On the back of the move towards making data available for re-analysis, and the reproducible research movement, it struck me that guidelines for the structuring of code for simultaneous publication with articles would be enormously beneficial.  I started to sketch it out on paper, and write the idea up as an article.  Ideally, I would be able to enrol some others as contributors.  In my head, the code should have good meta-data at the start describing the structure and interrelationship of the files.  I now tend to break my code up into separate files with one file describing the workflow: data importation, data cleaning, setting up factors, analysis.  And then I have separate files for each element of the workflow. My analysis is further divided into specific references to parts of papers. “This code refers to Table 1”.  I write the code this way for two reasons.  It makes it easier for collaborators to pick it up and use it, and I often have a secondary, teaching goal in mind.  If I can write the code nicely, it may persuade others to emulate the idea.  Having said that, I often use fairly unattractive ways to do things, because I don’t know any better; and I sometimes deliberately break an analytic process down into multiple inefficient steps simply to clarify the process — this is the anti-Perl strategy.

I then started to review the literature and stumbled across a commentary written by Nick Barnes in 2010 in the journal Nature. He has completely persuaded me that my idea is silly.

It is not silly to hope that people will write intelligible, well structured. well commented code for statistical analysis of data.  It is not silly to hope that people will include this beautiful code in their papers.  The problem with guidelines published by the EQUATOR Network is in the way that journals require authors to comply with them. They become exactly the opposite of guidelines, they are rules — the ironic twist on the observation by Geoffrey Rush’s character, Hector Barbossa in Pirates of the Caribbean.

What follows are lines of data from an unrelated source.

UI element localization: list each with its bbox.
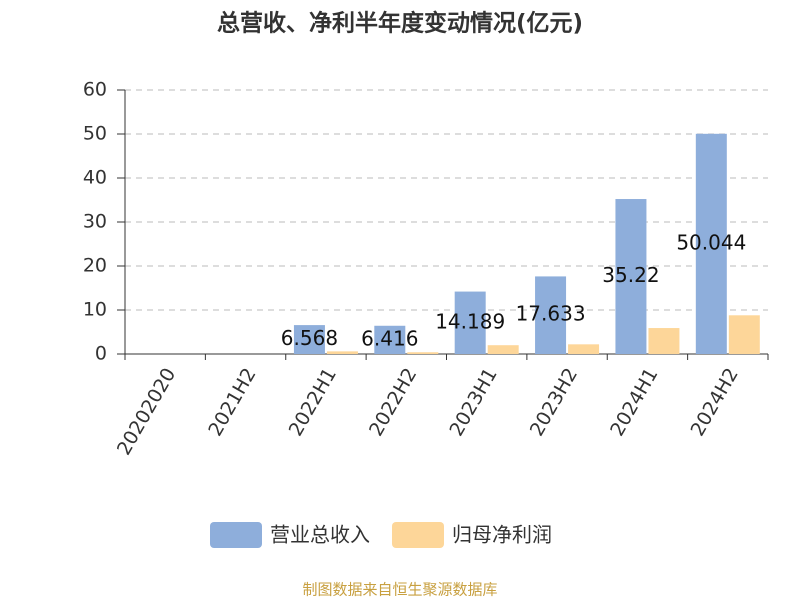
- y-tick-label: 20: [83, 255, 107, 277]
- y-tick-label: 10: [83, 299, 107, 321]
- x-tick-label: 2022H2: [365, 364, 421, 440]
- x-tick-label: 2024H2: [686, 364, 742, 440]
- legend-label: 归母净利润: [452, 523, 552, 547]
- data-label: 6.416: [361, 326, 418, 350]
- y-tick-label: 40: [83, 167, 107, 189]
- bar: [568, 344, 600, 354]
- x-tick-label: 2021H2: [204, 364, 260, 440]
- data-label: 17.633: [516, 302, 586, 326]
- data-label: 6.568: [281, 326, 338, 350]
- chart-title: 总营收、净利半年度变动情况(亿元): [217, 10, 583, 37]
- bar: [454, 291, 486, 354]
- data-label: 50.044: [676, 230, 746, 254]
- bar: [407, 352, 439, 354]
- bar: [648, 328, 680, 354]
- bar: [615, 199, 647, 354]
- legend-swatch: [392, 522, 444, 548]
- x-tick-label: 20202020: [113, 364, 180, 459]
- bar: [326, 351, 358, 354]
- bar: [374, 325, 406, 354]
- y-tick-label: 60: [83, 79, 107, 101]
- legend-label: 营业总收入: [270, 523, 370, 547]
- x-tick-label: 2023H2: [526, 364, 582, 440]
- y-tick-label: 30: [83, 211, 107, 233]
- source-note: 制图数据来自恒生聚源数据库: [302, 581, 497, 599]
- bar: [487, 345, 519, 354]
- bar: [535, 276, 567, 354]
- bar: [293, 325, 325, 354]
- data-label: 14.189: [435, 309, 505, 333]
- y-tick-label: 0: [95, 343, 107, 365]
- bar: [728, 315, 760, 354]
- legend-swatch: [210, 522, 262, 548]
- x-tick-label: 2024H1: [606, 364, 662, 440]
- x-tick-label: 2023H1: [445, 364, 501, 440]
- y-tick-label: 50: [83, 123, 107, 145]
- data-label: 35.22: [602, 263, 659, 287]
- bar: [695, 133, 727, 354]
- x-tick-label: 2022H1: [285, 364, 341, 440]
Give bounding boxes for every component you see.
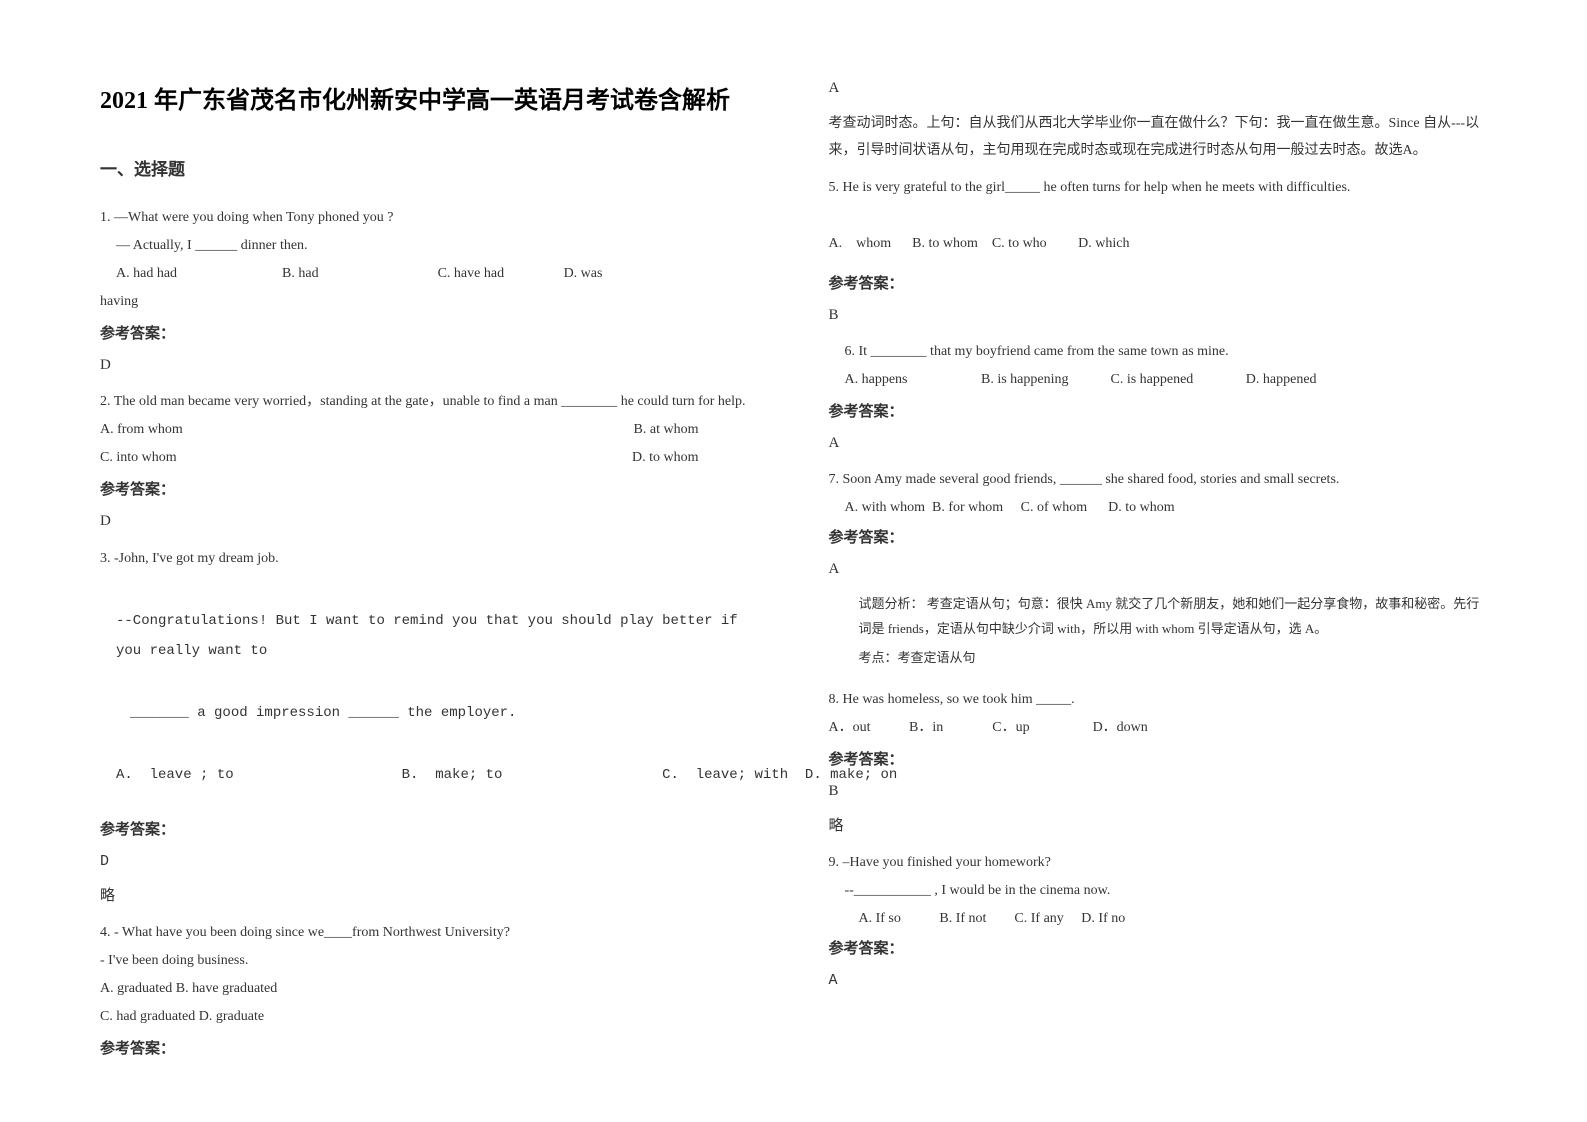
q8-answer: B <box>829 783 1488 800</box>
q3-answer: D <box>100 853 759 870</box>
question-3: 3. -John, I've got my dream job. --Congr… <box>100 544 759 790</box>
q2-line1: 2. The old man became very worried，stand… <box>100 388 759 416</box>
section-heading: 一、选择题 <box>100 155 759 180</box>
answer-label: 参考答案： <box>100 478 759 499</box>
left-column: 2021 年广东省茂名市化州新安中学高一英语月考试卷含解析 一、选择题 1. —… <box>100 80 799 1072</box>
q2-opts-row2: C. into whom D. to whom <box>100 444 759 472</box>
q2-answer: D <box>100 513 759 530</box>
q7-line1: 7. Soon Amy made several good friends, _… <box>829 466 1488 494</box>
q4-line1: 4. - What have you been doing since we__… <box>100 919 759 947</box>
q1-answer: D <box>100 357 759 374</box>
answer-label: 参考答案： <box>829 748 1488 769</box>
q3-line2: --Congratulations! But I want to remind … <box>100 606 759 668</box>
q6-options: A. happens B. is happening C. is happene… <box>845 366 1488 394</box>
q4-answer: A <box>829 80 1488 97</box>
answer-label: 参考答案： <box>829 272 1488 293</box>
q1-options: A. had had B. had C. have had D. was <box>100 260 759 288</box>
question-6: 6. It ________ that my boyfriend came fr… <box>829 338 1488 394</box>
q7-answer: A <box>829 561 1488 578</box>
q3-options: A. leave ; to B. make; to C. leave; with… <box>100 760 759 791</box>
answer-label: 参考答案： <box>100 818 759 839</box>
q2-optA: A. from whom <box>100 416 399 444</box>
question-4: 4. - What have you been doing since we__… <box>100 919 759 1031</box>
question-8: 8. He was homeless, so we took him _____… <box>829 686 1488 742</box>
q6-answer: A <box>829 435 1488 452</box>
q2-optC: C. into whom <box>100 444 399 472</box>
question-2: 2. The old man became very worried，stand… <box>100 388 759 472</box>
exam-page: 2021 年广东省茂名市化州新安中学高一英语月考试卷含解析 一、选择题 1. —… <box>0 0 1587 1112</box>
question-9: 9. –Have you finished your homework? --_… <box>829 849 1488 933</box>
q9-line1: 9. –Have you finished your homework? <box>829 849 1488 877</box>
question-7: 7. Soon Amy made several good friends, _… <box>829 466 1488 522</box>
q3-line1: 3. -John, I've got my dream job. <box>100 544 759 575</box>
q2-optD: D. to whom <box>399 444 758 472</box>
q7-options: A. with whom B. for whom C. of whom D. t… <box>829 494 1488 522</box>
q1-line2: — Actually, I ______ dinner then. <box>100 232 759 260</box>
answer-label: 参考答案： <box>100 1037 759 1058</box>
answer-label: 参考答案： <box>100 322 759 343</box>
q1-line1: 1. —What were you doing when Tony phoned… <box>100 204 759 232</box>
answer-label: 参考答案： <box>829 400 1488 421</box>
answer-label: 参考答案： <box>829 526 1488 547</box>
q7-exp2: 考点：考查定语从句 <box>829 646 1488 671</box>
q2-opts-row1: A. from whom B. at whom <box>100 416 759 444</box>
q6-line1: 6. It ________ that my boyfriend came fr… <box>845 338 1488 366</box>
q4-explanation: 考查动词时态。上句：自从我们从西北大学毕业你一直在做什么？下句：我一直在做生意。… <box>829 111 1488 164</box>
q7-exp1: 试题分析： 考查定语从句；句意：很快 Amy 就交了几个新朋友，她和她们一起分享… <box>829 592 1488 641</box>
q2-optB: B. at whom <box>399 416 758 444</box>
right-column: A 考查动词时态。上句：自从我们从西北大学毕业你一直在做什么？下句：我一直在做生… <box>799 80 1498 1072</box>
q8-options: A．out B．in C．up D．down <box>829 714 1488 742</box>
q4-line2: - I've been doing business. <box>100 947 759 975</box>
question-5: 5. He is very grateful to the girl_____ … <box>829 174 1488 258</box>
q5-answer: B <box>829 307 1488 324</box>
q8-line1: 8. He was homeless, so we took him _____… <box>829 686 1488 714</box>
q9-options: A. If so B. If not C. If any D. If no <box>829 905 1488 933</box>
q1-having: having <box>100 288 759 316</box>
question-1: 1. —What were you doing when Tony phoned… <box>100 204 759 316</box>
q5-line1: 5. He is very grateful to the girl_____ … <box>829 174 1488 202</box>
q4-line4: C. had graduated D. graduate <box>100 1003 759 1031</box>
page-title: 2021 年广东省茂名市化州新安中学高一英语月考试卷含解析 <box>100 80 759 115</box>
answer-label: 参考答案： <box>829 937 1488 958</box>
q8-lue: 略 <box>829 814 1488 835</box>
q5-options: A. whom B. to whom C. to who D. which <box>829 230 1488 258</box>
q3-line3: _______ a good impression ______ the emp… <box>100 698 759 729</box>
q3-lue: 略 <box>100 884 759 905</box>
q9-answer: A <box>829 972 1488 989</box>
q9-line2: --___________ , I would be in the cinema… <box>829 877 1488 905</box>
q4-line3: A. graduated B. have graduated <box>100 975 759 1003</box>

Barnes wrote, “I want to share a trade secret with scientists: most professional computer software isn’t very good.”  Most academics/researchers feel embarrassed by their code.  I have collaborated with a very good Software Engineer in some of my work and spent large amounts of time apologising for my code.  We want to be judged for our science, not for our code.  The problem with that sense of embarrassment is that the perfect becomes the enemy of the good.

The Methods sections of most research articles make fairly vague allusions to how the data were actually managed and analysed.  One may make references to statistical tests and theoretical distributions.  For a reader to move from that to a re-analysis of the data is often not straight forward.  The actual code, however, explains exactly what was done.  “Ah! You dropped two cases, collapsed two factors, and used a particular version of an algorithm to perform a logistic regression analysis.  And now I know why my results don’t quite match yours”.

It would be nice to have an agreed set of guidelines reporting COde Developed to Analyse daTA (CODATA).  It would be great if some authors followed the CODATA guidelines when they published.  But it would be even better if everyone published their code, no matter how bad or inefficient it was.